Informative, a great read, and a few laughs thrown in.
Very unlike other reports. As a solar installer, I look forward to reading more of your exploits.
Does the rate of ‘ electron spinning’ vary depending on the distance from the North Magnetic Pole or the equator ???
This information could be crucial when the magnetic polarity of the world inverts soon as predicted by the doomsayers.
As a solar installer in Canada, I am very curious on a comparison between Huawei and SolarEdge as temperature changes can be drastically high at 40 Degrees Celsius to drastically low at -40 Degrees Celsius. Huawei wasn’t listed in the chamber test which makes me curious if it can really handle our climate. Anyone have any experience with Huawei?
Two questions from me:
1) Temperature: degrees – Fahrenheit or Celsius?
2) If these are ‘commercial’ inverters tested, can we really extrapolate results to the ‘residential’ ones available in Australia?
The temperature is Celsius. Some inverters were residential sized and getting “Top Performer” results for commercial sized inverters indicates the manufacturers know how to make a good inverter, so it is evidence that their smaller inverters will also be good.
I believe there is no reason what so ever, to assume that a manufacturer knows how to make a good commercial inverter should automatically make a good residential one.

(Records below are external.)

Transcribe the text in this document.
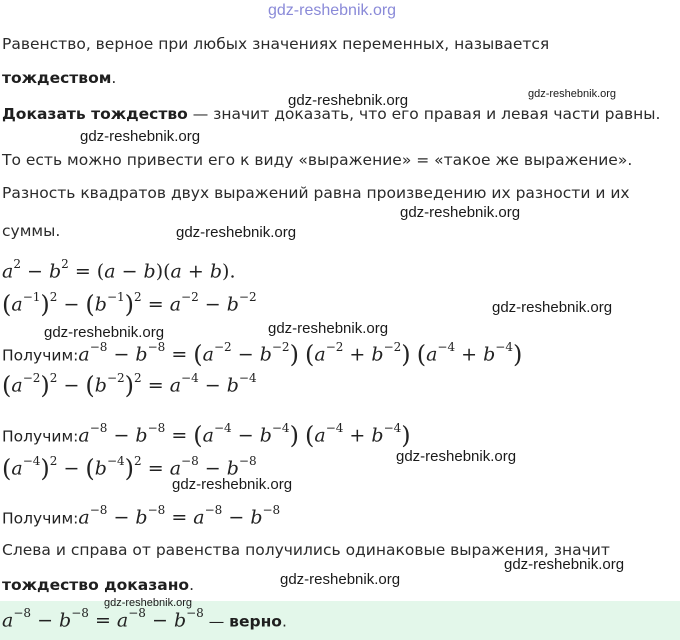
gdz-reshebnik.org
Равенство, верное при любых значениях переменных, называется
тождеством.
Доказать тождество — значит доказать, что его правая и левая части равны.
То есть можно привести его к виду «выражение» = «такое же выражение».
Разность квадратов двух выражений равна произведению их разности и их
суммы.
$a^2 - b^2 = (a - b)(a + b)$.
$(a^{-1})^2 - (b^{-1})^2 = a^{-2} - b^{-2}$
$Получим:a^{-8} - b^{-8} = (a^{-2} - b^{-2}) (a^{-2} + b^{-2}) (a^{-4} + b^{-4})$
$(a^{-2})^2 - (b^{-2})^2 = a^{-4} - b^{-4}$
$Получим:a^{-8} - b^{-8} = (a^{-4} - b^{-4}) (a^{-4} + b^{-4})$
$(a^{-4})^2 - (b^{-4})^2 = a^{-8} - b^{-8}$
$Получим:a^{-8} - b^{-8} = a^{-8} - b^{-8}$
Слева и справа от равенства получились одинаковые выражения, значит
тождество доказано.
$a^{-8} - b^{-8} = a^{-8} - b^{-8}$ — верно.
gdz-reshebnik.org	gdz-reshebnik.org
gdz-reshebnik.org
gdz-reshebnik.org
gdz-reshebnik.org
gdz-reshebnik.org
gdz-reshebnik.org
gdz-reshebnik.org
gdz-reshebnik.org
gdz-reshebnik.org
gdz-reshebnik.org
gdz-reshebnik.org
gdz-reshebnik.org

Manufacturers especially Chinese ones, constantly make new models less expensive to produce, Tests results are out of date when they are published, because new models are already launched and the old ones that were tested are no longer produced. A commercial inverter is produced over a longer period of time than residential inverters.
Temperature testing have to also be tested cold start at max and at min operating temperature. It is essential that an invewrter will start at -40 in the morning if specified to do thet.

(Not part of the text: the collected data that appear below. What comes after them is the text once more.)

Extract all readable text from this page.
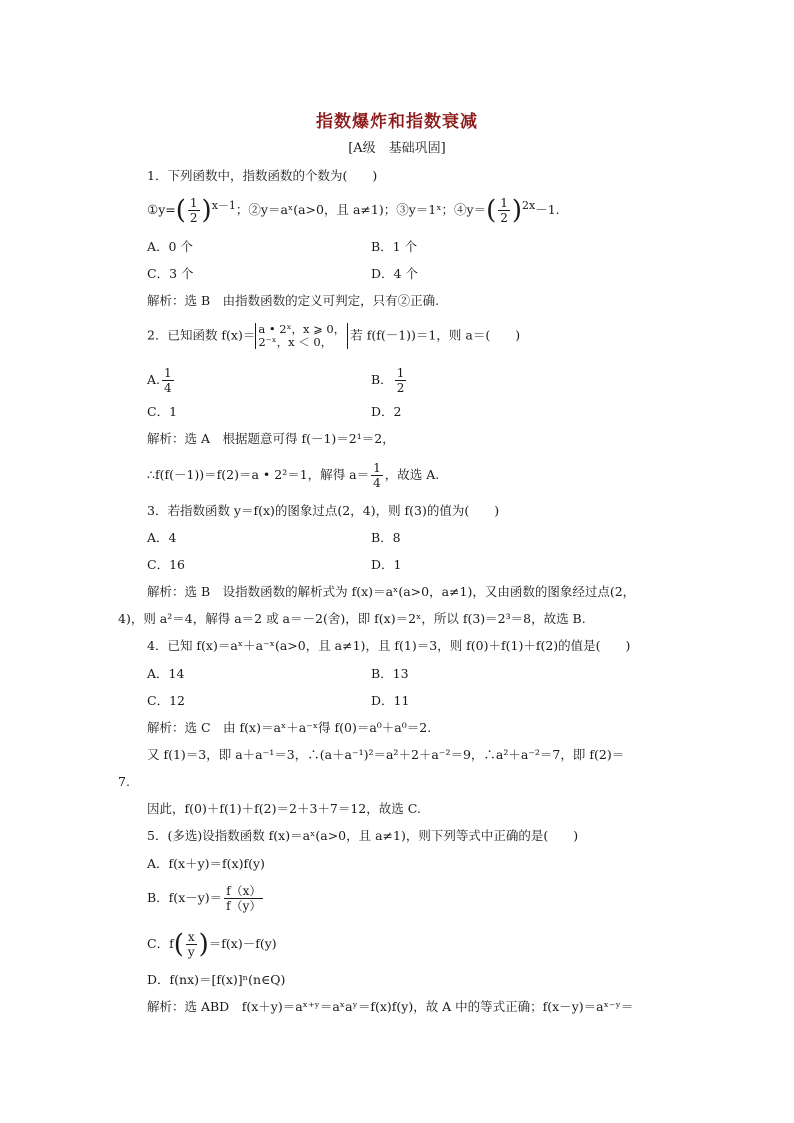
指数爆炸和指数衰减
[A级　基础巩固]
1．下列函数中，指数函数的个数为(　　)
①y=( $\frac{1}{2} )x-1$；②y＝aˣ(a>0，且 a≠1)；③y＝1ˣ；④y＝( $\frac{1}{2} )2x-1$.
A．0 个	B．1 个
C．3 个	D．4 个
解析：选 B　由指数函数的定义可判定，只有②正确.
2．已知函数 f(x)＝ a • 2ˣ，x ⩾ 0，
2⁻ˣ，x ＜ 0，	若 f(f(－1))＝1，则 a＝(　　)
A. $\frac{1}{4}$	B． $\frac{1}{2}$
C．1	D．2
解析：选 A　根据题意可得 f(－1)＝2¹＝2，
∴f(f(－1))＝f(2)＝a • 2²＝1，解得 $a= \frac{1}{4}$ ，故选 A.
3．若指数函数 y＝f(x)的图象过点(2，4)，则 f(3)的值为(　　)
A．4	B．8
C．16	D．1
解析：选 B　设指数函数的解析式为 f(x)＝aˣ(a>0，a≠1)，又由函数的图象经过点(2，
4)，则 a²＝4，解得 a＝2 或 a＝－2(舍)，即 f(x)＝2ˣ，所以 f(3)＝2³＝8，故选 B.
4．已知 f(x)＝aˣ＋a⁻ˣ(a>0，且 a≠1)，且 f(1)＝3，则 f(0)＋f(1)＋f(2)的值是(　　)
A．14	B．13
C．12	D．11
解析：选 C　由 f(x)＝aˣ＋a⁻ˣ得 f(0)＝a⁰＋a⁰＝2.
又 f(1)＝3，即 a＋a⁻¹＝3，∴(a＋a⁻¹)²＝a²＋2＋a⁻²＝9，∴a²＋a⁻²＝7，即 f(2)＝
7.
因此，f(0)＋f(1)＋f(2)＝2＋3＋7＝12，故选 C.
5．(多选)设指数函数 f(x)＝aˣ(a>0，且 a≠1)，则下列等式中正确的是(　　)
A．f(x＋y)＝f(x)f(y)
B．$f(x-y)= \frac{f(x)}{f(y)}$
C．$f( \frac{x}{y} )=f(x)-f(y)$
D．f(nx)＝[f(x)]ⁿ(n∈Q)
解析：选 ABD　f(x＋y)＝aˣ⁺ʸ＝aˣaʸ＝f(x)f(y)，故 A 中的等式正确；f(x－y)＝aˣ⁻ʸ＝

In my opinion this test as presented is useless, and I would never ever pay a cent for the full report.
It seems the report they put out was not great with very little ‘detail’, openness, clarity, planning or willingness to share the results which I find myself asking why release a report that leaves more questions than answers? Are they selling the data or has some vendors managed to alter or highlight strengths more so perhaps?
Overall not a big fan of the report but appreciated you taking the time to share and write up about it and do your best to try ‘decode’ the results.
I do think they should have separated perhaps large, medium and small inverters into separate categories as to me it seems unwise to compare a 65Kwh inverter with say a 20Kwh inverter?
Not listing results in ‘order’ also seemed a little odd but rather than listed only the top 1-3 alphabetically, again seems odd to me and can’t get my head around this…
My conclusion is well that was a waste of a report and time… I did not learn much and only kept reading due to the humour included in the article by SQ team
Top of the tree rating is a bit irrelevant if they cost $15000 ,obviously they don’t but it would be more pertinent if the capacity and cost was included.